True, we have precisely defined questions, and close attention is paid to the words used, how they are spoken, and which words will serve these purposes.

However, because we anchor them to the conversation with the candidate and follow the flow of their presentation, the questions themselves are never isolated from the experience the candidate is sharing.

The point of our system is for candidates not to feel like they are undergoing some artificial interrogation or psychological survey, let alone a poorly conducted interview with generic Google questions that the interviewer themselves don’t understand or know the answer to.

When they feel an authentic space free of pressure, they want to be open and share their real experience.
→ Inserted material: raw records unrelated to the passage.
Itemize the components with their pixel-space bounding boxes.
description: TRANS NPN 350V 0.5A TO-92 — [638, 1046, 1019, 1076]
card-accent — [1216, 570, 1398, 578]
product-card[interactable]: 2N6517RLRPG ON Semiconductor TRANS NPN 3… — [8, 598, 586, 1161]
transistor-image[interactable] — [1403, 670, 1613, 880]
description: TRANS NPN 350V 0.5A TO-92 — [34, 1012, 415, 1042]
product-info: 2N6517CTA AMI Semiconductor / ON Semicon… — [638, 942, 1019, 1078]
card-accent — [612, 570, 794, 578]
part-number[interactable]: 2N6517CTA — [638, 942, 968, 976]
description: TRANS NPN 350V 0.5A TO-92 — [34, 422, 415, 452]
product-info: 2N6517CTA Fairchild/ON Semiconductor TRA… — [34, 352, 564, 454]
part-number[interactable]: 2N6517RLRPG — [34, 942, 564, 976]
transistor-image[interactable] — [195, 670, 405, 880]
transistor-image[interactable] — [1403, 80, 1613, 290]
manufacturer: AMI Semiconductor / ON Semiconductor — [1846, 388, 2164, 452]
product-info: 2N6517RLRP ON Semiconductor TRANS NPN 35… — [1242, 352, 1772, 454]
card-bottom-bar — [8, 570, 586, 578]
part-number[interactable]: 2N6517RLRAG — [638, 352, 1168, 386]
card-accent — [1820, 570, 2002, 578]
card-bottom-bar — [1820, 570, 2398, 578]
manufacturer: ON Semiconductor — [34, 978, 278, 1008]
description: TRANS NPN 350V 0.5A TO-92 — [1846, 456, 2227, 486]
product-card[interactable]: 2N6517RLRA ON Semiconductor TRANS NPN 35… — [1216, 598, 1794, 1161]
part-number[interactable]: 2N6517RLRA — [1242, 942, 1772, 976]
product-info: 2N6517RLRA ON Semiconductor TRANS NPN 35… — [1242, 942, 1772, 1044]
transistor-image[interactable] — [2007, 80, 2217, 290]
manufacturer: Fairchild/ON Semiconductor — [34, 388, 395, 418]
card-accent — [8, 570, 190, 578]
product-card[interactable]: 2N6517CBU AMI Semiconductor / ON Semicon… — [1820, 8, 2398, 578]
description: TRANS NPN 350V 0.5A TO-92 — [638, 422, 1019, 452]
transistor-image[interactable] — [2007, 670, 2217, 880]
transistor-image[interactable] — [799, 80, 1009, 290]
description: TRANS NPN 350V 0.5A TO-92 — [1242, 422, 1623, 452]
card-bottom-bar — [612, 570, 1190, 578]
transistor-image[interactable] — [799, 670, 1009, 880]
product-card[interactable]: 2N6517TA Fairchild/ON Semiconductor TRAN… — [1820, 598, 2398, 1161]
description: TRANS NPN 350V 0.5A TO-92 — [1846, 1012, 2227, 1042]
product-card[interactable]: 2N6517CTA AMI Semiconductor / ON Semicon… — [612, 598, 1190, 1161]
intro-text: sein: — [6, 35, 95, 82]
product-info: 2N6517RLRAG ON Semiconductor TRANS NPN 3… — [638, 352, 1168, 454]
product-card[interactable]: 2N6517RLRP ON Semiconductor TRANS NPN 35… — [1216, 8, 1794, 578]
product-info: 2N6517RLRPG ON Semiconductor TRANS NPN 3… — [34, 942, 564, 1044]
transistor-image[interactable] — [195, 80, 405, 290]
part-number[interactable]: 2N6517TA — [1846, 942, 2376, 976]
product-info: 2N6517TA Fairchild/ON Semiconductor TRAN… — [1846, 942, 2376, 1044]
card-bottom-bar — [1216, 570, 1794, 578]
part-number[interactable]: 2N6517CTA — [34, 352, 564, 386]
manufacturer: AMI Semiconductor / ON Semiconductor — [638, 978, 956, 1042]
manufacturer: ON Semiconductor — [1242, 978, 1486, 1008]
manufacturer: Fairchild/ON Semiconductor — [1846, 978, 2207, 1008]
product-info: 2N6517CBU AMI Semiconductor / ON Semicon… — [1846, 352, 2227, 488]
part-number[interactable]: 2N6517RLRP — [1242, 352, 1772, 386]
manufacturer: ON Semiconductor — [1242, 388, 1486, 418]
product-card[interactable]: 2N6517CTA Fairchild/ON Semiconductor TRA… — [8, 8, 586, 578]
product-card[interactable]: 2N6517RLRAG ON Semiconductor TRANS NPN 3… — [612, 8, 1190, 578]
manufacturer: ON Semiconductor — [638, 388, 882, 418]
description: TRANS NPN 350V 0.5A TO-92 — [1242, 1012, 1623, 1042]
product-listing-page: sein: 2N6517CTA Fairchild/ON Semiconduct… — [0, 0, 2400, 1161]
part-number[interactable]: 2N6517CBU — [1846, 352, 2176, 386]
From that experience, we extract their true professional needs, and in doing so, we respond to the needs of our clients and candidates in the most secure way possible.

It is important to note that we are not all born to do everything, nor do we all possess the same communication skills.

It is also vital to emphasise that every individual is fundamentally fulfilled by different things and different ways of operating.

Therefore, there is no negative selection here, nor are there bad clients, nor is anyone expected to squeeze into an artificial box and adapt to everyone.

Both the candidate and the client are viewed as a whole with their specific needs, desires, and experience, and are connected authentically through mutually meeting professional needs.

Recruitment, therefore, is not a mere trade, nor is it just typing keywords. It is the ability to make an accurate prediction of how a candidate and the team they are joining will function, through a deep understanding of both technology and human psychology.

Only then do we have a sustainable business, satisfied people, and stable code.